Sorry Sully, my argument truly is NOT with you. My argument is very much one with some ill-informed modern writers who have misconstrued the term "Variant" at best, and completely lost the historical context of this fly at worst. J. Edson Leonard in "Flies" says this about the Variant, a fly he lists under general categories of fly styles, like Bivisibles, Fore-and-Aft, etc.:

"The Variant is purely an American version of the dry fly...The Variant type is dressed with a hackle several sizes larger than regular...The neatest variants are tied with hackle-tip wings a little shorter thant the wings of a regular fly, cocked approximately midway between the position of the spent-wing and the upright. "

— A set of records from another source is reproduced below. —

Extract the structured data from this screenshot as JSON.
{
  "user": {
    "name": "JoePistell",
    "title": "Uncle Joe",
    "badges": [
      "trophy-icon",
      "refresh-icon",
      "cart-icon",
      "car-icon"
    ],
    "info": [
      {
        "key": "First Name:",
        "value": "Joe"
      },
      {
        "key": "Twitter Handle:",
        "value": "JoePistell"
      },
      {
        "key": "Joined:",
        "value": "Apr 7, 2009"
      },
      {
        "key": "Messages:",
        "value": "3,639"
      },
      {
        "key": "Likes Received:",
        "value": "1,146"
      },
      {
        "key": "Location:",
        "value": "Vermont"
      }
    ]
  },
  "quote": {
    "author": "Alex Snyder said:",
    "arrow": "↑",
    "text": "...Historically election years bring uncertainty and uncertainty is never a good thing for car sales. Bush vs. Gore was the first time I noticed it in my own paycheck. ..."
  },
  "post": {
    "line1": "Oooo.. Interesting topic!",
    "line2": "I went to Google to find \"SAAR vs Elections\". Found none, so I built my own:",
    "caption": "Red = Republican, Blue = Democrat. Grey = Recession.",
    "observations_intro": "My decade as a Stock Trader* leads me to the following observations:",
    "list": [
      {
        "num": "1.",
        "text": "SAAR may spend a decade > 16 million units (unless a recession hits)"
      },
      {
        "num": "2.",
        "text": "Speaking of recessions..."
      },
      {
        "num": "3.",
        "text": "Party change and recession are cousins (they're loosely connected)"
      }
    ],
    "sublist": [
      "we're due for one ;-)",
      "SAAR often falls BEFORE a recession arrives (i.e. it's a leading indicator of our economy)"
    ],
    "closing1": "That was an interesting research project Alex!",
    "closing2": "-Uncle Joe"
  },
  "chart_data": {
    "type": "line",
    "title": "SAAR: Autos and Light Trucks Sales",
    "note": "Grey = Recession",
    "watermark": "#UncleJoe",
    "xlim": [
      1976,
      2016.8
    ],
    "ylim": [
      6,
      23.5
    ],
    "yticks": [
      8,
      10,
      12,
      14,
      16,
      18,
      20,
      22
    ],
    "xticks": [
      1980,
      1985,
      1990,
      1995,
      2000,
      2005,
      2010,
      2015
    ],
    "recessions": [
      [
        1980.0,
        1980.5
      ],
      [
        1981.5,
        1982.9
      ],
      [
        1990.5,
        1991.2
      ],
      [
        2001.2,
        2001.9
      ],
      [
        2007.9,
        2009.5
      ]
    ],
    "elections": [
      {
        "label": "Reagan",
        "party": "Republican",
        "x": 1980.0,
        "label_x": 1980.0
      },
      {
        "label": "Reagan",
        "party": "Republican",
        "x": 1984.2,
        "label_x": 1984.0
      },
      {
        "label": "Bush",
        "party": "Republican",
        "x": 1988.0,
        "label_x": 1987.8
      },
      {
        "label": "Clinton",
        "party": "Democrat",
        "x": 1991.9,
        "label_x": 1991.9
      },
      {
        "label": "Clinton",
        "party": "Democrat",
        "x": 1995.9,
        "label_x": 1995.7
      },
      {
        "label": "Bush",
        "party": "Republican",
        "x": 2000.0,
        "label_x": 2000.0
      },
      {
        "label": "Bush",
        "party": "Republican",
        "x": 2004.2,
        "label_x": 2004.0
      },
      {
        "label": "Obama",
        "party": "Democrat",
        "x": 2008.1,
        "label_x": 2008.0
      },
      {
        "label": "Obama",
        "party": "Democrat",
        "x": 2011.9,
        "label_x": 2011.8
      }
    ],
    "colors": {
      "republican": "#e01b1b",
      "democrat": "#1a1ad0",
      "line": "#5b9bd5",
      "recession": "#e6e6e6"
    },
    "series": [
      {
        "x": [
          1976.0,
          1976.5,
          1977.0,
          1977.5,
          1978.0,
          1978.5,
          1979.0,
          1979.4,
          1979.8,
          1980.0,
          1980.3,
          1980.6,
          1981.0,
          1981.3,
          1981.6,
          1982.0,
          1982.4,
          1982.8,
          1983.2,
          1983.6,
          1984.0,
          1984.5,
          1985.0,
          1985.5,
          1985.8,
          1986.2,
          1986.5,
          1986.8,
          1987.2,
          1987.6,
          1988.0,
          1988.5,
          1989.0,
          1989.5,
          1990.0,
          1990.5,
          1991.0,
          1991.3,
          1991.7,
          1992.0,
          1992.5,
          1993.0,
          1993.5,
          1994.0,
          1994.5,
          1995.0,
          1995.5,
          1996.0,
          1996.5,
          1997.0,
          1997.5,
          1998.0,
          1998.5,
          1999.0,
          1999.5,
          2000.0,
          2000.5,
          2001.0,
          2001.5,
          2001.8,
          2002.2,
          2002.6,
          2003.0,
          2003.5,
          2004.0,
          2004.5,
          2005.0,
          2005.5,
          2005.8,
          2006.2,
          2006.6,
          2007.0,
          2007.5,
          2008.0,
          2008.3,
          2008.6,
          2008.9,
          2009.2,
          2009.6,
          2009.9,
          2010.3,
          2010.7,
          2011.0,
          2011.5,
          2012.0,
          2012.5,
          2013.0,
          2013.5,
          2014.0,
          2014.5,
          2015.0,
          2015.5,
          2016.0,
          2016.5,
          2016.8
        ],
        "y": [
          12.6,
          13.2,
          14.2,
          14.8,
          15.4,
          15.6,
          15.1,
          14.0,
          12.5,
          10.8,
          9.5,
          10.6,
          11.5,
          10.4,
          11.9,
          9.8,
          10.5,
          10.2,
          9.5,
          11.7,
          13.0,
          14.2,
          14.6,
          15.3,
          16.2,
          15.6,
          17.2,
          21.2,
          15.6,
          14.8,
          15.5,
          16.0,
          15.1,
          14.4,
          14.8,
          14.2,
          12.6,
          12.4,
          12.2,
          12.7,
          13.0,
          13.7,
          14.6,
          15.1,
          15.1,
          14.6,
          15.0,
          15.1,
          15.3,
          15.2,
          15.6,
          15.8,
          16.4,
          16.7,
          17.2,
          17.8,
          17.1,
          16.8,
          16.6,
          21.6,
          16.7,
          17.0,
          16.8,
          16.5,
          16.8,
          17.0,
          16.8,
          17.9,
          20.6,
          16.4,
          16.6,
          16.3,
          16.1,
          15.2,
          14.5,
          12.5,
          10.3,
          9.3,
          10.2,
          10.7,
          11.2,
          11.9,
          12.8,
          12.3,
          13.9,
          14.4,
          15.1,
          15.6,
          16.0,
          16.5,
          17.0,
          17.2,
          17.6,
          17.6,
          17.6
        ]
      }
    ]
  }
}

From a book that's only a couple of years old, Terry Hellekson also gets it right with this description of the fly type "Variant".

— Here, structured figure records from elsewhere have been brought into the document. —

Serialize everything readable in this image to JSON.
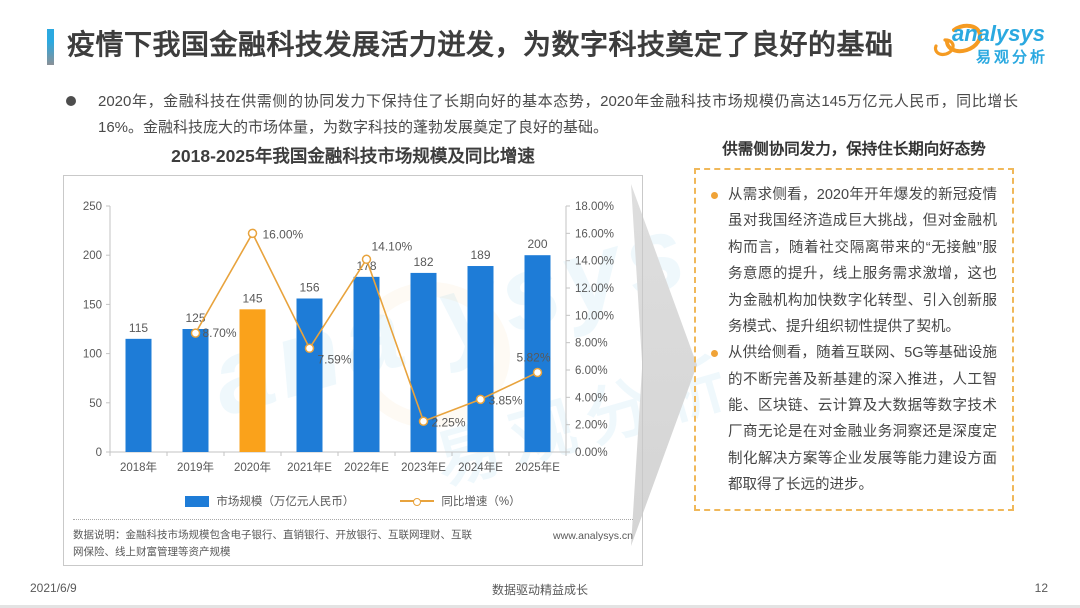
{
  "header": {
    "title": "疫情下我国金融科技发展活力迸发，为数字科技奠定了良好的基础",
    "logo_text": "analysys",
    "logo_subtext": "易观分析"
  },
  "intro_bullet": "2020年，金融科技在供需侧的协同发力下保持住了长期向好的基本态势，2020年金融科技市场规模仍高达145万亿元人民币，同比增长16%。金融科技庞大的市场体量，为数字科技的蓬勃发展奠定了良好的基础。",
  "chart": {
    "title": "2018-2025年我国金融科技市场规模及同比增速",
    "note": "数据说明：金融科技市场规模包含电子银行、直销银行、开放银行、互联网理财、互联网保险、线上财富管理等资产规模",
    "source": "www.analysys.cn"
  },
  "chart_data": {
    "type": "bar",
    "title": "2018-2025年我国金融科技市场规模及同比增速",
    "categories": [
      "2018年",
      "2019年",
      "2020年",
      "2021年E",
      "2022年E",
      "2023年E",
      "2024年E",
      "2025年E"
    ],
    "series": [
      {
        "name": "市场规模（万亿元人民币）",
        "type": "bar",
        "axis": "left",
        "values": [
          115,
          125,
          145,
          156,
          178,
          182,
          189,
          200
        ]
      },
      {
        "name": "同比增速（%）",
        "type": "line",
        "axis": "right",
        "values": [
          null,
          8.7,
          16.0,
          7.59,
          14.1,
          2.25,
          3.85,
          5.82
        ],
        "point_labels": [
          "",
          "8.70%",
          "16.00%",
          "7.59%",
          "14.10%",
          "2.25%",
          "3.85%",
          "5.82%"
        ]
      }
    ],
    "left_axis": {
      "min": 0,
      "max": 250,
      "step": 50
    },
    "right_axis": {
      "min": 0,
      "max": 18,
      "step": 2,
      "suffix": "%"
    },
    "highlight_index": 2,
    "bar_color": "#1e7cd7",
    "highlight_color": "#faa21b",
    "line_color": "#e8a33d",
    "grid": false,
    "legend_position": "bottom"
  },
  "side_panel": {
    "title": "供需侧协同发力，保持住长期向好态势",
    "bullets": [
      "从需求侧看，2020年开年爆发的新冠疫情虽对我国经济造成巨大挑战，但对金融机构而言，随着社交隔离带来的“无接触”服务意愿的提升，线上服务需求激增，这也为金融机构加快数字化转型、引入创新服务模式、提升组织韧性提供了契机。",
      "从供给侧看，随着互联网、5G等基础设施的不断完善及新基建的深入推进，人工智能、区块链、云计算及大数据等数字技术厂商无论是在对金融业务洞察还是深度定制化解决方案等企业发展等能力建设方面都取得了长远的进步。"
    ]
  },
  "footer": {
    "date": "2021/6/9",
    "center": "数据驱动精益成长",
    "page": "12"
  },
  "watermark": {
    "text": "analysys",
    "subtext": "易观分析"
  }
}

"Dr. William Baigent of England gave us the Variant design around 1875. Tha Variants are tied the same as spiders, with one exception-they have wings. Many prefer the Variants over the Spiders just for that reason, thinking that the fish may have some slight advantage from distant angles, and a wing might possibly make a difference."

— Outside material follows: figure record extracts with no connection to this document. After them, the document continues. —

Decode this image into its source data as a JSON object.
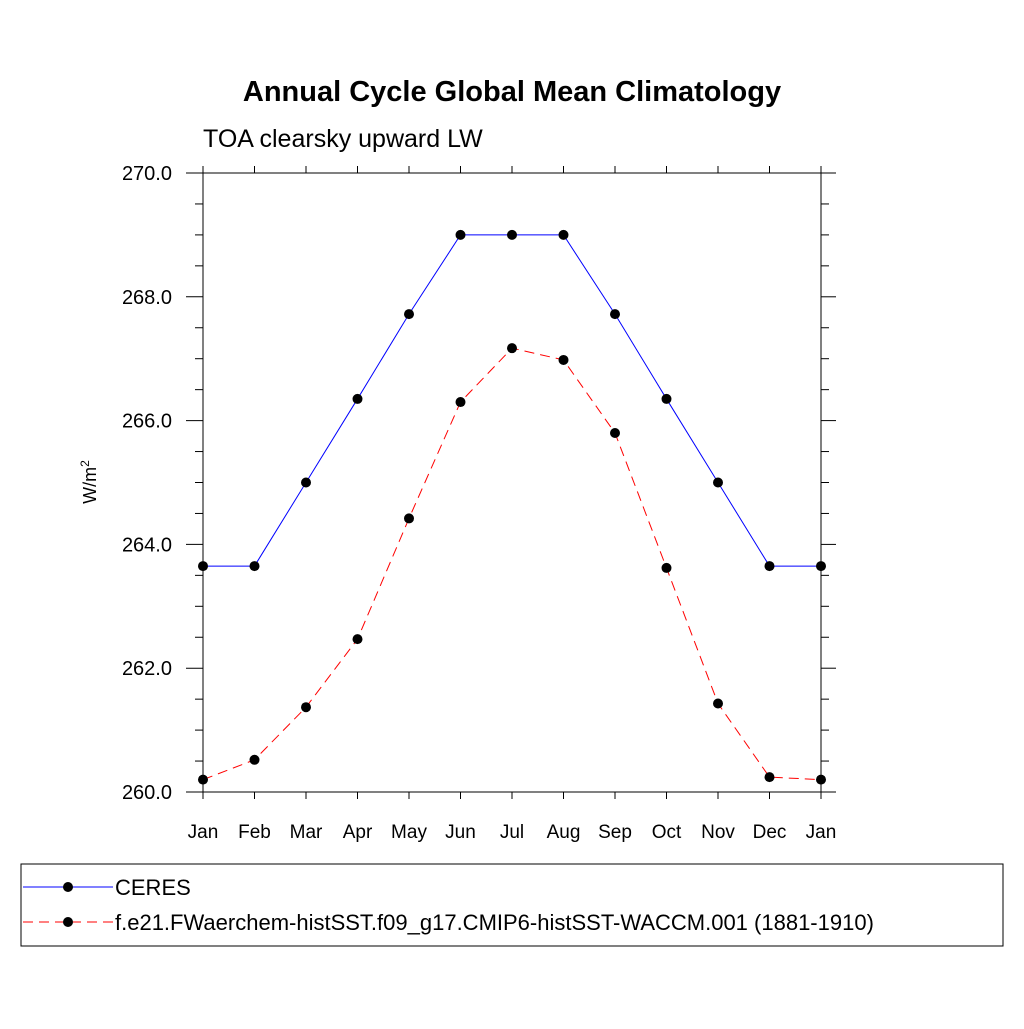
{
  "chart_data": {
    "type": "line",
    "title": "Annual Cycle Global Mean Climatology",
    "subtitle": "TOA clearsky upward LW",
    "ylabel": "W/m",
    "ylabel_sup": "2",
    "xlabel": "",
    "categories": [
      "Jan",
      "Feb",
      "Mar",
      "Apr",
      "May",
      "Jun",
      "Jul",
      "Aug",
      "Sep",
      "Oct",
      "Nov",
      "Dec",
      "Jan"
    ],
    "ylim": [
      260.0,
      270.0
    ],
    "yticks": [
      "260.0",
      "262.0",
      "264.0",
      "266.0",
      "268.0",
      "270.0"
    ],
    "grid": false,
    "legend_position": "bottom",
    "series": [
      {
        "name": "CERES",
        "color": "#0000ff",
        "dash": "solid",
        "marker": "filled-circle",
        "values": [
          263.65,
          263.65,
          265.0,
          266.35,
          267.72,
          269.0,
          269.0,
          269.0,
          267.72,
          266.35,
          265.0,
          263.65,
          263.65
        ]
      },
      {
        "name": "f.e21.FWaerchem-histSST.f09_g17.CMIP6-histSST-WACCM.001 (1881-1910)",
        "color": "#ff0000",
        "dash": "dashed",
        "marker": "filled-circle",
        "values": [
          260.2,
          260.52,
          261.37,
          262.47,
          264.42,
          266.3,
          267.17,
          266.98,
          265.8,
          263.62,
          261.43,
          260.24,
          260.2
        ]
      }
    ]
  }
}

Dick Stewart's Universal Fly Tying guide has the Variant listed under "Dry Fly hackle Variations", along with thorax, parachute, spider, full and sparse" and I could go along with that.

Dave Hughes in "Trout Flies" (1999) says this:

"Variants have overlength tails and ovesize hackles, and they imitate the impressions made by an insect's appendages dimpling the water rather than representing the insect itself".

Of course, the most famous Variant of all is Art Flick's Gray Fox Variant. I think this is where some of the confusion over the term Variant originates. I think people see this fly as a variation of Preston Jennings Gray Fox, which it most certainly is. I think they then assume that Variant in this case means variation, which it most certainly does not. In the words of Flick from "Master Fly Tying Guide":

"in all cases the hackle sizes are much larger thay would be if tied on a conventional dry fly. For example, if I were making the Variant on a size 12 hook, the hackles would be about the size or larger than they would be if I were making a size 8 or 6 regular fly. A size 18 Variant would have hackles the size that one would use on about a size 14 fly."

I could site many, many more examples from all sorts of fishing and tying literature to support the notion that the Variant is a type or style of fly, as is the parachute, thorax, bivisible, etc. Now I will say that I've seen several sources that call certain strains of hackle "variants", typically ones that are multicolored or stripped. That said, when referring to flies themselves, a Variant is a very specific fly type, and not simply any change to a known pattern. I hope this clears this up.